To add to what Ntero said,
First benchmark.
Second, ideally, Lua should be faster than JSON assuming you could use dofile() to load the code. But due to Apple restrictions and security concerns about running arbitrary downloaded code, we have crippled dofile() for now so you can’t rely on it to work at runtime. There are legitimate reasons to use dofile that don’t involve arbitrary downloaded code (e.g. you writing out your own save-state tables and reading them back in). I think this latter case is technically in Apple’s rules and not really a security threat, but Apple is not forthcoming about these things so we don’t really know. But what we are afraid of is Corona users abusing this if we re-enable dofile() which prompts Apple to overreact and then ban interpreted languages again (the nightmare scenario).
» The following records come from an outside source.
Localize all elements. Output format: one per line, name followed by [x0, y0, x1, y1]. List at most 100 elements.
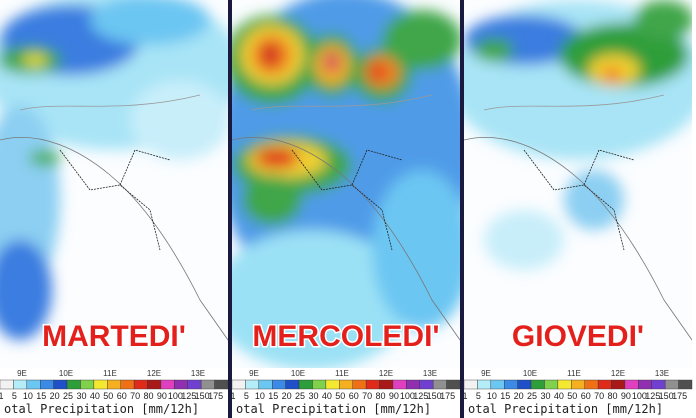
- legend-swatch: [160, 379, 175, 390]
- legend-tick: 50: [567, 391, 577, 401]
- legend-swatch: [611, 379, 626, 390]
- legend-tick: 20: [514, 391, 524, 401]
- legend-tick: 100: [632, 391, 647, 401]
- legend-swatch: [107, 379, 121, 390]
- longitude-label: 12E: [611, 369, 625, 378]
- day-label: GIOVEDI': [512, 320, 644, 353]
- legend-swatch: [187, 379, 202, 390]
- border: [19, 94, 201, 111]
- legend-tick: 40: [554, 391, 564, 401]
- precip-area: [261, 43, 279, 67]
- legend-swatch: [584, 379, 599, 390]
- legend-swatch: [231, 379, 246, 390]
- legend-swatch: [13, 379, 28, 390]
- legend-swatch: [80, 379, 95, 390]
- longitude-label: 9E: [481, 369, 491, 378]
- longitude-label: 12E: [147, 369, 161, 378]
- legend-tick: 175: [208, 391, 223, 401]
- legend-tick: 80: [144, 391, 154, 401]
- legend-swatch: [258, 379, 273, 390]
- legend-swatch: [40, 379, 54, 390]
- legend-swatch: [571, 379, 585, 390]
- legend-tick: 150: [427, 391, 442, 401]
- precip-area: [0, 240, 52, 340]
- legend-swatch: [53, 379, 68, 390]
- longitude-label: 13E: [655, 369, 669, 378]
- panel-separator: [460, 0, 464, 418]
- legend-swatch: [638, 379, 652, 390]
- legend-swatch: [392, 379, 407, 390]
- coastline: [232, 136, 460, 341]
- legend-tick: 175: [440, 391, 455, 401]
- day-label: MERCOLEDI': [252, 320, 439, 353]
- legend-tick: 30: [540, 391, 550, 401]
- legend-caption: otal Precipitation [mm/12h]: [468, 402, 663, 416]
- legend-tick: 100: [168, 391, 183, 401]
- legend-tick: 50: [335, 391, 345, 401]
- precip-area: [484, 210, 564, 270]
- legend-swatch: [0, 379, 14, 390]
- legend-tick: 30: [76, 391, 86, 401]
- precip-area: [255, 148, 299, 168]
- precip-area: [232, 230, 412, 368]
- border: [59, 149, 171, 251]
- legend-tick: 40: [90, 391, 100, 401]
- legend-tick: 1: [462, 391, 467, 401]
- legend-caption: otal Precipitation [mm/12h]: [236, 402, 431, 416]
- legend-swatch: [285, 379, 300, 390]
- legend-tick: 100: [400, 391, 415, 401]
- precip-area: [369, 64, 385, 80]
- longitude-label: 13E: [191, 369, 205, 378]
- legend-tick: 125: [181, 391, 196, 401]
- border: [483, 94, 665, 111]
- legend-swatch: [93, 379, 108, 390]
- map-area: [232, 0, 460, 368]
- legend-tick: 125: [413, 391, 428, 401]
- precip-area: [474, 38, 514, 62]
- legend-tick: 60: [117, 391, 127, 401]
- legend-tick: 5: [244, 391, 249, 401]
- legend-swatch: [651, 379, 666, 390]
- precip-area: [372, 170, 460, 330]
- legend-swatch: [312, 379, 327, 390]
- longitude-label: 9E: [249, 369, 259, 378]
- longitude-label: 10E: [59, 369, 73, 378]
- legend-tick: 15: [500, 391, 510, 401]
- legend-swatch: [147, 379, 162, 390]
- legend-tick: 60: [349, 391, 359, 401]
- precip-area: [564, 170, 624, 230]
- legend-swatch: [66, 379, 81, 390]
- map-area: [0, 0, 228, 368]
- legend-tick: 10: [255, 391, 265, 401]
- legend-swatch: [678, 379, 693, 390]
- legend-tick: 15: [268, 391, 278, 401]
- legend-swatch: [517, 379, 532, 390]
- legend-tick: 70: [594, 391, 604, 401]
- precip-area: [602, 67, 622, 83]
- legend-tick: 70: [362, 391, 372, 401]
- legend-swatch: [463, 379, 478, 390]
- coastline: [0, 136, 228, 341]
- longitude-label: 11E: [335, 369, 349, 378]
- longitude-label: 10E: [291, 369, 305, 378]
- border: [291, 149, 403, 251]
- legend-swatch: [325, 379, 340, 390]
- legend-tick: 25: [527, 391, 537, 401]
- legend-tick: 90: [621, 391, 631, 401]
- legend-swatch: [352, 379, 367, 390]
- precip-area: [29, 150, 61, 166]
- precipitation-field: [0, 0, 228, 340]
- legend-swatch: [419, 379, 434, 390]
- coastline: [464, 136, 692, 341]
- legend-tick: 150: [659, 391, 674, 401]
- precip-area: [324, 52, 340, 72]
- legend-tick: 125: [645, 391, 660, 401]
- legend-swatch: [245, 379, 260, 390]
- legend-swatch: [544, 379, 559, 390]
- legend-tick: 40: [322, 391, 332, 401]
- legend-tick: 5: [476, 391, 481, 401]
- legend-tick: 1: [230, 391, 235, 401]
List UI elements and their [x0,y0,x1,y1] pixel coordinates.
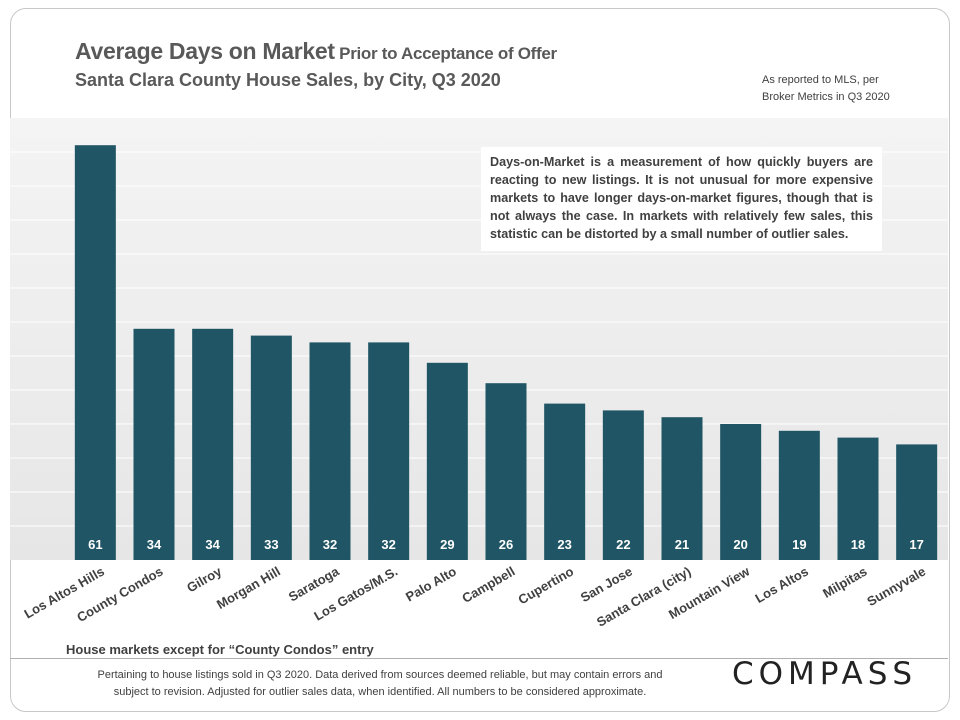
footer-disclaimer: Pertaining to house listings sold in Q3 … [50,667,710,701]
axis-note: House markets except for “County Condos”… [66,642,374,657]
annotation-box: Days-on-Market is a measurement of how q… [481,147,882,251]
data-label-7: 26 [499,537,513,552]
footer-divider [10,658,948,659]
source-line-1: As reported to MLS, per [762,74,879,86]
category-label-8: Cupertino [516,564,577,608]
data-label-5: 32 [381,537,395,552]
category-label-3: Morgan Hill [214,564,283,612]
category-label-13: Milpitas [820,564,869,601]
bar-10 [661,417,703,560]
bar-2 [192,328,234,560]
chart-title-main: Average Days on Market [75,38,335,64]
bar-0 [74,145,116,560]
data-label-6: 29 [440,537,454,552]
bar-6 [426,362,468,560]
bar-7 [485,383,527,560]
data-label-9: 22 [616,537,630,552]
category-label-2: Gilroy [184,563,225,595]
data-label-13: 18 [851,537,865,552]
chart-title: Average Days on Market Prior to Acceptan… [75,38,557,65]
bar-3 [250,335,292,560]
chart-subtitle: Santa Clara County House Sales, by City,… [75,70,501,90]
bar-4 [309,342,351,560]
data-label-4: 32 [323,537,337,552]
data-label-0: 61 [88,537,102,552]
data-label-1: 34 [147,537,162,552]
bar-5 [368,342,410,560]
bar-11 [720,424,762,560]
compass-logo: COMPASS [732,656,918,692]
data-label-10: 21 [675,537,689,552]
category-label-12: Los Altos [752,564,810,606]
bar-12 [778,430,820,560]
bar-8 [544,403,586,560]
category-label-14: Sunnyvale [864,564,928,610]
data-label-8: 23 [557,537,571,552]
category-label-6: Palo Alto [403,564,459,605]
bar-9 [602,410,644,560]
data-label-14: 17 [909,537,923,552]
source-note: As reported to MLS, per Broker Metrics i… [762,72,890,106]
bar-14 [896,444,938,560]
category-label-7: Campbell [459,564,517,606]
chart-title-rest: Prior to Acceptance of Offer [334,44,557,63]
data-label-11: 20 [733,537,747,552]
data-label-12: 19 [792,537,806,552]
data-label-3: 33 [264,537,278,552]
footer-line-2: subject to revision. Adjusted for outlie… [113,686,647,698]
bar-1 [133,328,175,560]
source-line-2: Broker Metrics in Q3 2020 [762,91,890,103]
bar-13 [837,437,879,560]
footer-line-1: Pertaining to house listings sold in Q3 … [97,669,663,681]
data-label-2: 34 [205,537,220,552]
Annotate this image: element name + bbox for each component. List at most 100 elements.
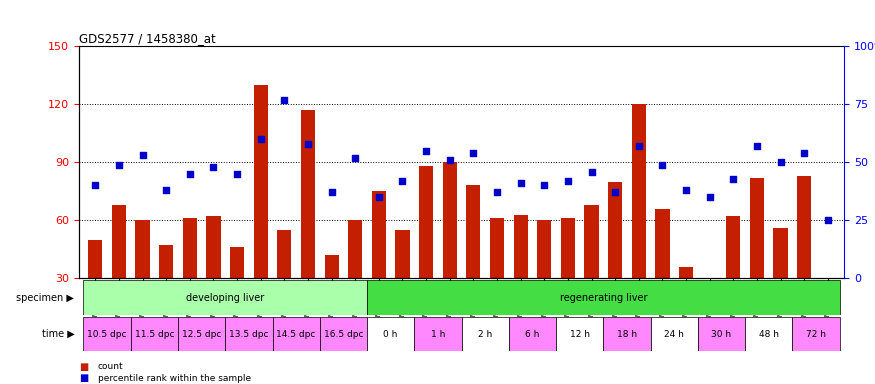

Third, in the absence of dofile(), my theory is given optimal parsers for JSON and Lua, Lua should be faster because the Lua language was designed to be parsed quickly. But you need a Lua parser. There are various things available from the Lua wiki and general searches. (off the top of my head: ‘lua table serialization’, ‘lua pickle’)
Forth, we are planning to add LPeg after the next release. Our current JSON parser (dkjson) has hooks to automatically use LPeg when available which can have dramatic speed improvements. There is a separate project called “Leg” which is designed to parse Lua using LPeg and can solve the lack of dofile(). My personal expectation is that Leg will beat dkjson for this kind of task. But benchmarking is needed.
Finally, if we do eventually relax the dofile() restriction and you are using Lua tables, it will be easy for you to migrate and you will get a good speed boost.